As one of my (many) duties where I work, I oversee the campus radio station. That means I have to deal with a lot of technical equipment. Most of the time it works fine. Sometimes, things go wrong. Seriously wrong. And one of those instances happened over the weekend. We had a very serious storm blow through town. It did some damage and took out the electricity for a good long while. One casualty was our radio station, which remained off the air even after power was restored. A component in our studio console had gone kaput, and the soonest we could get a new one was today. Fortunately, the new component solved the problem and we’re back. (And because of this, I’ve not only ordered in a second one of those components as a backup, but I also did some mild system reconfiguration to provide further safeguards.)
All of this got me thinking about some times in Dave Garroway’s career when things didn’t go exactly right, either, and it made me think it might be time to share one of those moments with you.
In mid-1938 Dave reported to KDKA in Pittsburgh, having worked hard to make himself an announcer while working as a page at NBC in New York. KDKA had hired him not only because he was a good announcer, but because Dave could ad-lib like few others. In his audition, Dave had been asked to imagine he was on the 18th green of a golf tournament, and ad-lib what he would be seeing. Garroway (who happened to be a very good golfer) ad-libbed for more than an hour. The next day, he learned he wasn’t going to be an announcer, but would instead become Director of Special Events – when something interesting was going on around town, Dave would be sent out with a remote unit and his reports would be sent back to the station.

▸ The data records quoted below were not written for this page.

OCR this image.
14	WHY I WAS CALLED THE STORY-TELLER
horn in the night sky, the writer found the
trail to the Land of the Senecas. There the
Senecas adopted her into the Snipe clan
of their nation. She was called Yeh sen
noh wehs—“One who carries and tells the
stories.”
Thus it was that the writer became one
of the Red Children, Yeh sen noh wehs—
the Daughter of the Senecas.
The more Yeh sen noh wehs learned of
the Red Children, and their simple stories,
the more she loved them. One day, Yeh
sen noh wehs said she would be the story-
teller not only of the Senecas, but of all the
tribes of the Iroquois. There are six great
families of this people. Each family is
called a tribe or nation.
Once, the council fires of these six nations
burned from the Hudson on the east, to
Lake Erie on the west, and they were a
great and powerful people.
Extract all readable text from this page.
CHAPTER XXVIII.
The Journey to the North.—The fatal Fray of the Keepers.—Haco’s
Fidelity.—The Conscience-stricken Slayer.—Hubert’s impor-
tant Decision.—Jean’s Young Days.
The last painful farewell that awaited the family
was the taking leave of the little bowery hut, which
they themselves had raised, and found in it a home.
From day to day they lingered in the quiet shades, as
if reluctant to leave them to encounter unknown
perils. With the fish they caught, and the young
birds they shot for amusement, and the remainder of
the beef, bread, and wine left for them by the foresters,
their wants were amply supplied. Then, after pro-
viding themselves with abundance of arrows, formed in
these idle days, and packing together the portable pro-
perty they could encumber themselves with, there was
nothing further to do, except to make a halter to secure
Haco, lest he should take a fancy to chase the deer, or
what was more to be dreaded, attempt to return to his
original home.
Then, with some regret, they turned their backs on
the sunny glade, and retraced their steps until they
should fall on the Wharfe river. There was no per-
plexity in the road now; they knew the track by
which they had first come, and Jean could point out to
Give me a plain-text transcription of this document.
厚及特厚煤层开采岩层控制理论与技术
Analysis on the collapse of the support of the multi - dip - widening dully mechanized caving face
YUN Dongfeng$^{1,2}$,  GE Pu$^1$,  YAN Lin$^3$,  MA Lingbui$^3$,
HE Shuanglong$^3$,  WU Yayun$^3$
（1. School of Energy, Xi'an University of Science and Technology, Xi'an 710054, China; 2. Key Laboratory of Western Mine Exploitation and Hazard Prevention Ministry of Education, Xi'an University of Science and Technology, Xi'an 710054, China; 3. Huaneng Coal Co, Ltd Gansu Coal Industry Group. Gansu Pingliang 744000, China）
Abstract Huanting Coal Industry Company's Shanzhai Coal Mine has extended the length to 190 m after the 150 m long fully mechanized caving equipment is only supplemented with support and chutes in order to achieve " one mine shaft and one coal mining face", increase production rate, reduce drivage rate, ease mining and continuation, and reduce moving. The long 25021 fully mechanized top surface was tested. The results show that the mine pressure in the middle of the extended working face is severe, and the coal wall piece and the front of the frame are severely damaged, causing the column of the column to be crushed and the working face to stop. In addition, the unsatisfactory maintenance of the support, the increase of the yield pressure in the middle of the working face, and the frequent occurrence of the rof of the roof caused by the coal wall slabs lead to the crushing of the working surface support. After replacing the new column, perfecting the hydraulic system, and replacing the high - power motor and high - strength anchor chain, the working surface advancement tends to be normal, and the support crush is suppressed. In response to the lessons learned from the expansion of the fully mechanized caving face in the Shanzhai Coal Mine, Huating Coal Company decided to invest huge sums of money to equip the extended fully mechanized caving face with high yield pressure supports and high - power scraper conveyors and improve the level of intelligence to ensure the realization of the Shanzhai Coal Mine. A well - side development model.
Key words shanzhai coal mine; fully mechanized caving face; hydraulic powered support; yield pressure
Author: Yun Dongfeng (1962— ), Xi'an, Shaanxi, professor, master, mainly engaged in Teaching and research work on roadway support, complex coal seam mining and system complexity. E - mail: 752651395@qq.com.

For Dave’s first remote, he was sent out to the Allegheny River to interview two men who were following the Lewis and Clark Trail. They had built a large dugout canoe, and Dave was to interview them while they were out on the river. Unfortunately, the portable transmitting equipment was so large that they had to empty the equipment out of one half the canoe so that Dave could get in with the equipment on his back. One of the two men also had to stay behind. While all this was happening, Dave had to keep transmitting back to KDKA on a live basis.
Finally, the canoe was ready. Dave got in and he set off down the Allegheny, interviewing the one man who was still in the canoe. The man who was left behind paddled on the left, so the poor guy still in the canoe had to paddle on both sides while being interviewed. And all of this was happening in the midst of a swift current. “We finished in the middle of the river because he didn’t have the ability to have the canoe steered adequately over to the side,” Garroway remembered in a draft of his unpublished memoir. “He had to paddle and dig like murder to get that thing to shore on the far side of the river, the wrong side of the river.” Before it was all over with, a tugboat had to come out to pull them to the correct side of the river.
As if that wasn’t enough, Garroway remembered, he flirted with a momentary temptation that could have been memorable for the wrong reasons. “I was tempted to make a great splash on my first broadcast by falling overboard,” he said, imagining it would be a big sensation…until he remembered that the river was deep and he wouldn’t be able get that heavy transmitter off his back in time to save himself. Thankfully, temptation vanished as fast as it occurred, and Dave lived to broadcast many a new day.